In the lecture Climate Change - Social tipping points that occurred on 20th of July, Tim Lenton, Professor of Climate Change and Earth System Science at the University of Exeter, shared the data from the research he carried out for almost all his career.

In an often forecast of gloom, Tim Lenton asks us to flip the switch on tipping points, turning the negative climate tipping point to a positive one as "small change makes big difference". To continue with, it was mentioned that a systems level analysis of social change predicts that, while neither smooth nor linear, rapid adoption of an idea or technology is possible after a dramatic shift. Therefore, with the task of halving greenhouse gas emissions by 2030, there must be a "self-propelling" force of social, economic and political contagion that we must activate. Public perception of new technologies could be quickly recalibrated when we amplify positive feedbacks, "lowering the hill" of the possible social obstacles of adoption.

According to Lenton, media spectacle and moments of heightened interest and scrutiny, such as with pictures that evoke public outrage, are opportunities to push ideas to the forefront and prompt significant change. This is how, more recently, we see big social tipping points in the climate change crisis leading to broadscale social movements like Extinction Rebellion and Fridays For Future. It is important to note that our relationship to technologies can change quickly. Lenton refers to the "S scale" to describe the pattern of use of technologies in the public sphere. Initially, there is low and slow adoption until suddenly an exponential rise occurs as the product permeates mass consumer markets and buzz. Eventually it peaks and levels off.

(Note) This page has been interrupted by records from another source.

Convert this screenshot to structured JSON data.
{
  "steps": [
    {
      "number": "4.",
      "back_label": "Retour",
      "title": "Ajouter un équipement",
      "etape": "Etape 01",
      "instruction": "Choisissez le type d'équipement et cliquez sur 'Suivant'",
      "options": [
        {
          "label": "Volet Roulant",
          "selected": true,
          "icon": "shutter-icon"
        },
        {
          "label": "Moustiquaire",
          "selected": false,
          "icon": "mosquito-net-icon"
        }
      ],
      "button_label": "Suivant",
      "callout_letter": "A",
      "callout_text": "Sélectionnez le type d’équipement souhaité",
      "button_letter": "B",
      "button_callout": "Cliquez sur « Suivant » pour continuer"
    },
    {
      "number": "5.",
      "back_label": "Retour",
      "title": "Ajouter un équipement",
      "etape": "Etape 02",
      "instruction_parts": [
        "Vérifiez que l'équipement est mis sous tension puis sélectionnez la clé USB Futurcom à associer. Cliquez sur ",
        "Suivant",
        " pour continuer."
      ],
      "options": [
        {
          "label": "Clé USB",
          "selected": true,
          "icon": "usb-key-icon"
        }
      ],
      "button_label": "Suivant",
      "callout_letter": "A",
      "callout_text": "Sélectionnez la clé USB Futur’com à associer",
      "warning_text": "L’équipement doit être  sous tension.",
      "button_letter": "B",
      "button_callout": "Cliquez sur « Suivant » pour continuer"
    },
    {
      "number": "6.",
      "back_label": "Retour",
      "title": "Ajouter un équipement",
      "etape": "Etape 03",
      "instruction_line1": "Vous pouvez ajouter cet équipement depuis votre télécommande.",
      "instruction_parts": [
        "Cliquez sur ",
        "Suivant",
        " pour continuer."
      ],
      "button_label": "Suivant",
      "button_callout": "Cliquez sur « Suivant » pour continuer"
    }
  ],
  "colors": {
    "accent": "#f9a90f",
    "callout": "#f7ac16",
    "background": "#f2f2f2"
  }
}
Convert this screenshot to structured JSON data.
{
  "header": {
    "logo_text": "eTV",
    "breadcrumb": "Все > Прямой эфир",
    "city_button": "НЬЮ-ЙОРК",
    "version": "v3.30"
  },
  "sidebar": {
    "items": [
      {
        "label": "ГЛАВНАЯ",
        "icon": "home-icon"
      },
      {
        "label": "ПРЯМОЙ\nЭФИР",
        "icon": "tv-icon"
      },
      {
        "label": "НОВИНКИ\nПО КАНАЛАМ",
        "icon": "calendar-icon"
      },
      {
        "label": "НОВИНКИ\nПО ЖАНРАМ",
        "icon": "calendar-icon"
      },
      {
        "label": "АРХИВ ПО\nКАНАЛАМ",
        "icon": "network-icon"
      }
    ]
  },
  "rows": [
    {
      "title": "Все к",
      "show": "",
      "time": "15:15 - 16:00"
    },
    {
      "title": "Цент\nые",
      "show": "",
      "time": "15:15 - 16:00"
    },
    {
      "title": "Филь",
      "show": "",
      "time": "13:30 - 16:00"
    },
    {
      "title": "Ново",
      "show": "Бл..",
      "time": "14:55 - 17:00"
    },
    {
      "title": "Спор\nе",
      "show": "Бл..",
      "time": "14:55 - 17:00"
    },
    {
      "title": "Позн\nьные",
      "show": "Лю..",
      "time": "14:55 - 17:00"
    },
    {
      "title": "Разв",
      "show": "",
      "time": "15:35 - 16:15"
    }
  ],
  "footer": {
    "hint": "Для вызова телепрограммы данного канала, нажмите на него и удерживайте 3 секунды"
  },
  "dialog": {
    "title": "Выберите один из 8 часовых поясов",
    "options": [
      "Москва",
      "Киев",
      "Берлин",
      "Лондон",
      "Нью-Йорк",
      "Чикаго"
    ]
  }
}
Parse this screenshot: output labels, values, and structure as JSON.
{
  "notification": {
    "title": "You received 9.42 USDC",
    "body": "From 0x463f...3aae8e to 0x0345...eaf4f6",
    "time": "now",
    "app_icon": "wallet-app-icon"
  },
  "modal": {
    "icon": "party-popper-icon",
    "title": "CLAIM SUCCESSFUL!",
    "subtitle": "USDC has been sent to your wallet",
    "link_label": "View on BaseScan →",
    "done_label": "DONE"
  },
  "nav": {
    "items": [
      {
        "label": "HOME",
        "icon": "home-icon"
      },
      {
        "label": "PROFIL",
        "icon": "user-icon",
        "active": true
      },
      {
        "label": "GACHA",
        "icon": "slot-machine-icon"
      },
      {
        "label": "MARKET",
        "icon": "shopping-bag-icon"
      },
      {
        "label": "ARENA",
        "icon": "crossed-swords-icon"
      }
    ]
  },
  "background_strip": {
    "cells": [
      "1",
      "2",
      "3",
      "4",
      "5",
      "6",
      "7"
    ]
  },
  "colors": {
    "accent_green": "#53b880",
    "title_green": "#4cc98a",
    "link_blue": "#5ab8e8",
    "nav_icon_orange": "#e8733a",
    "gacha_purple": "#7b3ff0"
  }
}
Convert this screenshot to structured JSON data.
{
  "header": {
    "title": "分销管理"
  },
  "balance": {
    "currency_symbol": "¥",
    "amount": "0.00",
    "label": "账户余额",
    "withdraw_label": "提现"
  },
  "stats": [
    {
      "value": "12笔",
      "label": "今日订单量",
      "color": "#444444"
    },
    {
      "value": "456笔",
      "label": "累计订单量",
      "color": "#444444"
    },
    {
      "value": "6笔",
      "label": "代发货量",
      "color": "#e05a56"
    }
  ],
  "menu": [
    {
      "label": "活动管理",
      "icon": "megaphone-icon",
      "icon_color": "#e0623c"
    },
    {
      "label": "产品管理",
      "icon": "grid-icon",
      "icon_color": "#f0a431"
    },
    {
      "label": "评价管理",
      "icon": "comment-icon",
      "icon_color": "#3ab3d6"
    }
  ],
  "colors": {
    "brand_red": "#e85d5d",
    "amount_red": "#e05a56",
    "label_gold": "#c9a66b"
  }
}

Although Lenton does not use the term, the presence of social media influencers has acted as a catalyst for widespread exposure and subsequent integration of products and ideas. An economic strategy he recommends is to create a social tipping point such that continued consumption of nonrenewable resources becomes unprofitable. While this might seem like a logical reversal to the more common understanding of tipping points, we must consider the ways in which social influence, especially in virtual spaces, is mired with misinformation, biased algorithms, and our content being shaped by the highest bidder. The average eye does not necessarily have enough information (or time) to discern if a product or shift in lifestyle is actually “positive” for the environment. Greenwashing is especially prominent with “eco-friendly” marketing making the choice for consumers, rather than consumers understanding the system of production itself.

There is substance in the theory behind social tipping points, however, the conversation during the lecture was oriented around consumption shifts available to a more affluent subgroup of society. Lenton’s contemporary examples, such as the electric car, present a kind of top-down tipping point. When adoption of sustainable technologies is tailored to the rich, does this not just produce more efficient ways of experiencing luxury and convenience? Social tipping points should be critically framed in how ideas can move through society. For example, prospective positive social tipping points in promoting system transformation include not just questions around how to change one’s diet to be more environmentally-friendly, but also understanding and promoting the technology development that is aimed at the creation of meat substitutes.

Based on the lecture "Climate Change - Social Tipping Points" by Tim Lenton during AEMS 2022.